Deuxième titre d’une trilogie annoncé, BioShock 2 apporte au joueur une nouvelle visite à Rapture. Pour ceux qui ne connaissent pas le premier jeu de la série, en voici un résumé: Le joueur incarne un jeune homme qui se prénomme Jack.  En 1959, alors que vous traversé l’Atlantique pour vous rendre on ne sait où, votre avion s’écrase par hasard (?) prêt d’un immense phare perdu en plein océan. Comme c’est un foutoir total, que la mer est en feu et qu’il y a des débris partout, vous n’avez guère le choix de nager à ce phare. Celui-ci contient en son centre une bathysphère, (une cloche de plongé).  Dès lors, Jack se retrouve plongé, sans mauvais jeu de mot, dans un univers très particulier qu’est la ville sous-marine de Rapture. Décrire cette ville est très difficile au niveau de l’esthétisme, étant de le style « Art Déco ». Je dirais simplement qu’elle est massive, autant au niveau de sa technologie mélangeant modernité et passé, rappelant le roman de Jules Verne 20000 lieux sous les mers.
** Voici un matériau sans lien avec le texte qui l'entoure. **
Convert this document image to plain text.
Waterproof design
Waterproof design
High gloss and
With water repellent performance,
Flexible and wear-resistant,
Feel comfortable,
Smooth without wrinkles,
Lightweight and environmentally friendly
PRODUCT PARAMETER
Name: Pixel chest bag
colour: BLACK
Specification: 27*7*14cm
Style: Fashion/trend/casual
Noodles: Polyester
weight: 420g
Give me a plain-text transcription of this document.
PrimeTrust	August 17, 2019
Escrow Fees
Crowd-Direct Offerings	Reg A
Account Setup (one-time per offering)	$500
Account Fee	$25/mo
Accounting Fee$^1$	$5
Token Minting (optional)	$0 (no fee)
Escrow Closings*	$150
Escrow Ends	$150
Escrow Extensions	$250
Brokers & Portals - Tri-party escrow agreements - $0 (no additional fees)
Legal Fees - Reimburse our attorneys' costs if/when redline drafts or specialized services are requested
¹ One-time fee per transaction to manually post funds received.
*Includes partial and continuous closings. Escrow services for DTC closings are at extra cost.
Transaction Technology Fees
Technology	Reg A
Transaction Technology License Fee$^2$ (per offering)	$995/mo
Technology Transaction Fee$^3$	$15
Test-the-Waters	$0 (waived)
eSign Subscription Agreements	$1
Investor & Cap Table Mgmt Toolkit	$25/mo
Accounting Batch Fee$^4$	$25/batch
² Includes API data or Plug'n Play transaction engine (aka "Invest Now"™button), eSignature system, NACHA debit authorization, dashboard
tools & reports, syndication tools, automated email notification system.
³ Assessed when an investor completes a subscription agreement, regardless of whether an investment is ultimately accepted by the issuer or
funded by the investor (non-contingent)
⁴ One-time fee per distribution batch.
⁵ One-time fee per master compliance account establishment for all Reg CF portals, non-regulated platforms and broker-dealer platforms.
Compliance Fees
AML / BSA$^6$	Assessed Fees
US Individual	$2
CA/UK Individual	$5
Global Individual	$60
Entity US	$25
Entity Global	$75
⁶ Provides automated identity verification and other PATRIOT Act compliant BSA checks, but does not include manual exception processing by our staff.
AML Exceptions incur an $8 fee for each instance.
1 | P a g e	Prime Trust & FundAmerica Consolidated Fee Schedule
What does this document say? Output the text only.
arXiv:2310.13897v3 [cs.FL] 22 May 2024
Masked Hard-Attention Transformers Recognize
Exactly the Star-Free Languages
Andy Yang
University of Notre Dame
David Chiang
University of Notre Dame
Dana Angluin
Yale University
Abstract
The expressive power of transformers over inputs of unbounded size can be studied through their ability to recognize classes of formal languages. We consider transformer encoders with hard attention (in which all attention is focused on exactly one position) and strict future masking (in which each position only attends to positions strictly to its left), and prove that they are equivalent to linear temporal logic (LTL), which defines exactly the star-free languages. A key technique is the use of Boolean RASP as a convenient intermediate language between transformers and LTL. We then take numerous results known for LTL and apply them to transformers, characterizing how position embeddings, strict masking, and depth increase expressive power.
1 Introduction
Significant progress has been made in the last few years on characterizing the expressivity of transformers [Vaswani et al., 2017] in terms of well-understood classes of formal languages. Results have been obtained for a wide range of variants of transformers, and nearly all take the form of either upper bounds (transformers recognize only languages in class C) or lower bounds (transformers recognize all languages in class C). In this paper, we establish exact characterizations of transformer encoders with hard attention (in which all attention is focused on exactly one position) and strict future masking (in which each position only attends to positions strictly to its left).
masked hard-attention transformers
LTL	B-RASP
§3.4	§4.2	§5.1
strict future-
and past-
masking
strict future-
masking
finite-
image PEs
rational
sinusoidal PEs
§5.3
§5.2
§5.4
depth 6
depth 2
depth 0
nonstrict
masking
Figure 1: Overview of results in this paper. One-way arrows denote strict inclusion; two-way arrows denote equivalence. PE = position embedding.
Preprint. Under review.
L’histoire de la ville est, par contre, beaucoup plus simple, je dirais même qu’elle frôle le cliché: cette ville fut crée par Andrew Ryan, un visionnaire ne voulant rien savoir du contrôle fait par les politiciens. Voulant crée une ville utopique où la créativité humaine est libre de s’épanouir autant artistiquement que scientifiquement, le tout dérape rapidement lorsque des scientifiques s’amuse avec les gènes humains et créer les plasmides, des pouvoirs psychiques contrôlant la matière et l’esprit. Seul bémol de taille, l’abus d’Adam, liquide permettant d’incorporer de nouveau plasmide, rendent les utilisateurs fou. Surnommé les Chrosomes, ses citoyens de Rapture seront l’équivalent des fantassins de base rencontré dans la plupart des autres jeux de combat.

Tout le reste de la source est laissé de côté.